Dr. Guido Möllering
Research Projects
Market Constitution and Collective Institutional Entrepreneurship
Today more than ever, "the market" is viewed as either the solution or the problem. However, the constitution of a market is far from simple. It involves the establishment of a process sustained by decentral, flexible actions that are possible because they refer to common, relatively stable structures. To a certain extent, such institutional preconditions of the market process emerge from the stabilization and generalisation of initially random behavioral patterns. But they are also actively created at various societal levels by various actors with partly convergent, partly contrary interests. Hence, the project investigates the manifold preconditions and results of market constitution in general, focusing on the possibility of collective attempts at shaping (new) markets through co-operation between actors: collective institutional entrepreneurship. The aim is to contribute to a differentiated theory of the constitution of markets as processes that are stable and self-reproducing but also adaptive and continuously malleable. Empirically, the project could study new markets in the semi-conductor industry, energy sector or services. Project duration: April 2005 to May 2010.

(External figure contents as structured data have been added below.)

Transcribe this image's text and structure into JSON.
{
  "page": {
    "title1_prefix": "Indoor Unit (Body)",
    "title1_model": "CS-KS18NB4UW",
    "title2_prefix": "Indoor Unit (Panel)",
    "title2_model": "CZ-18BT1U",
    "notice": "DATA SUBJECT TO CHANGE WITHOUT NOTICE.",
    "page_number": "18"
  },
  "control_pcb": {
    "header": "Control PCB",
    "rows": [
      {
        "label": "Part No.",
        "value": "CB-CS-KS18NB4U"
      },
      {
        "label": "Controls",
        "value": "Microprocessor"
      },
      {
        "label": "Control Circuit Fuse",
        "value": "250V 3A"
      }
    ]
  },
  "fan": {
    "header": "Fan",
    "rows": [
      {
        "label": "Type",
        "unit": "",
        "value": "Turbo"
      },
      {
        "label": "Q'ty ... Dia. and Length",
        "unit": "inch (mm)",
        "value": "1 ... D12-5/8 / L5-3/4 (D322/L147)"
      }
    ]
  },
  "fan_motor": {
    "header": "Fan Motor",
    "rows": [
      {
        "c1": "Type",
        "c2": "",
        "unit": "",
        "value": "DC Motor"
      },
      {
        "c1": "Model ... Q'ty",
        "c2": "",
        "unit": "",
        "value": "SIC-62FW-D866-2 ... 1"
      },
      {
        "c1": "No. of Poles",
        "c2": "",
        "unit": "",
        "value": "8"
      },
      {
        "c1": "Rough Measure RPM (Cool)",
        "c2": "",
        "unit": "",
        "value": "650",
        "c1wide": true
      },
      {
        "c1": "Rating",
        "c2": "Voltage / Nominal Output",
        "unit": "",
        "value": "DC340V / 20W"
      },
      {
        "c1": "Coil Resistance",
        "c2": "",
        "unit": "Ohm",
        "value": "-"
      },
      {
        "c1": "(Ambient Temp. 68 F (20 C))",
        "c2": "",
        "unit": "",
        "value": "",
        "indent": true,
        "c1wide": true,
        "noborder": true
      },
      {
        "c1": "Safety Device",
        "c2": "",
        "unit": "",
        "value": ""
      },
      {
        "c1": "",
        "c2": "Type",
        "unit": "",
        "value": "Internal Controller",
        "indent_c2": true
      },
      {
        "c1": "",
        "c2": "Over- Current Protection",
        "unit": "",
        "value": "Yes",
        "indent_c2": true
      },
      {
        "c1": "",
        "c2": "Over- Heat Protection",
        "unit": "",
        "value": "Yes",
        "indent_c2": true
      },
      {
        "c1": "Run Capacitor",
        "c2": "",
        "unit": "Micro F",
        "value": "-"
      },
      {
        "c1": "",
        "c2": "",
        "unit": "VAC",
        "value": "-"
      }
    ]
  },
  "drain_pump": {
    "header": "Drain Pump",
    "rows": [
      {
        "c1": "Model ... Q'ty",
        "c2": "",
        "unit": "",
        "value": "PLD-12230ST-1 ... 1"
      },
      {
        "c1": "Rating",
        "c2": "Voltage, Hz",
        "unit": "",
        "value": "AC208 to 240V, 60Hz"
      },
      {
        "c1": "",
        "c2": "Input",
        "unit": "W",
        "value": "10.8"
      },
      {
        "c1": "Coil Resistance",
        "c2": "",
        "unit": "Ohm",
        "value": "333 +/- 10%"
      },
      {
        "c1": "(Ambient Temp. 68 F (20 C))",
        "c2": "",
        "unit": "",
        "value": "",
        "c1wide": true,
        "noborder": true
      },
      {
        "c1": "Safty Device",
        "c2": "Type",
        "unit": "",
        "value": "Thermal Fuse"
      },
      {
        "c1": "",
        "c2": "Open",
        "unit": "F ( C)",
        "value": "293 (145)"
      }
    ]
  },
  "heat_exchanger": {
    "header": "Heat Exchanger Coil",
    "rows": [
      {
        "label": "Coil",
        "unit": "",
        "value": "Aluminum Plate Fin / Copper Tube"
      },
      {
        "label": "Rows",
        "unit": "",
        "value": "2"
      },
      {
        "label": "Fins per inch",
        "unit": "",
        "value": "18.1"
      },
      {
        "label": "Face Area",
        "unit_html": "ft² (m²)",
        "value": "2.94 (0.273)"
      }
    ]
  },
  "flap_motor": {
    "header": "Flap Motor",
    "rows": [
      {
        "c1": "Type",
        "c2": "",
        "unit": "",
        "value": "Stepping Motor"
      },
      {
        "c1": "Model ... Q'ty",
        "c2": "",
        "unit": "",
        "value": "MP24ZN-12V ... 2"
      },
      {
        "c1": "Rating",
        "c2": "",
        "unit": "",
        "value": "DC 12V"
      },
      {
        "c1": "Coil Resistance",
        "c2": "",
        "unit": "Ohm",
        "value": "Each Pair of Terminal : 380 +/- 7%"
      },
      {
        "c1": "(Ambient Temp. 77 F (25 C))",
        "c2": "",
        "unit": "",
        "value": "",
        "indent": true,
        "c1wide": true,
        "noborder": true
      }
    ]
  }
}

Path-Creating Networks: Innovating Next Generation Lithography in Germany and the U.S.
The semiconductor industry faces the challenge of overcoming the physical and economic limitations of current production systems and the path dependency of established technologies by creating new technological paths. This can only be achieved through collective and cooperative efforts by various actors who, at the same time, compete in markets and between regions. This preparatory study at the FU berlin (Prof. Sydow) and TU Berlin (Prof. Windeler), sponsored by the Volkswagen-Stiftung, is set to identify and analyse potential paths, key actors, existing constellations and appropriate research methods in this field.
Timing incl. Preperatory Study: 08/2003 to 09/2009. GM until 03/2005.
Untersuchungen zur Typologie sozialer Kompetenzentwicklungsnetzwerke
Sponsor: BMBF. Timing: 11/2001 to 12/2002.
See Sydow, J./Duschek, S./Möllering, G./Rometsch, M. (2003): Kompetenzentwicklung in Netzwerken: Eine typologische Studie. Wiesbaden: Westdeutscher Verlag.
Trust as a Mechanism of Economic Coordination
Trust addresses the fundamental problem of forming positive expectations despite actors’ uncertainty and vulnerability in their interactions with other actors. In economic sociology, trust is a key concept the classic authors in the field recognized early on. However, the full range of roles trust plays in economic relationships has only recently been studied. Projects at the MPIfG investigating trust aim to understand and explain the foundations of trust as a coordination mechanism. An interdisciplinary approach enables researchers to integrate individual findings within a general framework which, in turn, generates new research questions. This theoretical work is linked to empirical research looking, for example, at countries such as China, the Philippines, Turkey and Ukraine, where institution-based trust is lacking and has to be compensated for by personal networks and active trust development. Rather than reducing it to calculativeness, the overall approach adopted in these projects analyzes trust from pragmatist and constitution-theoretical perspectives.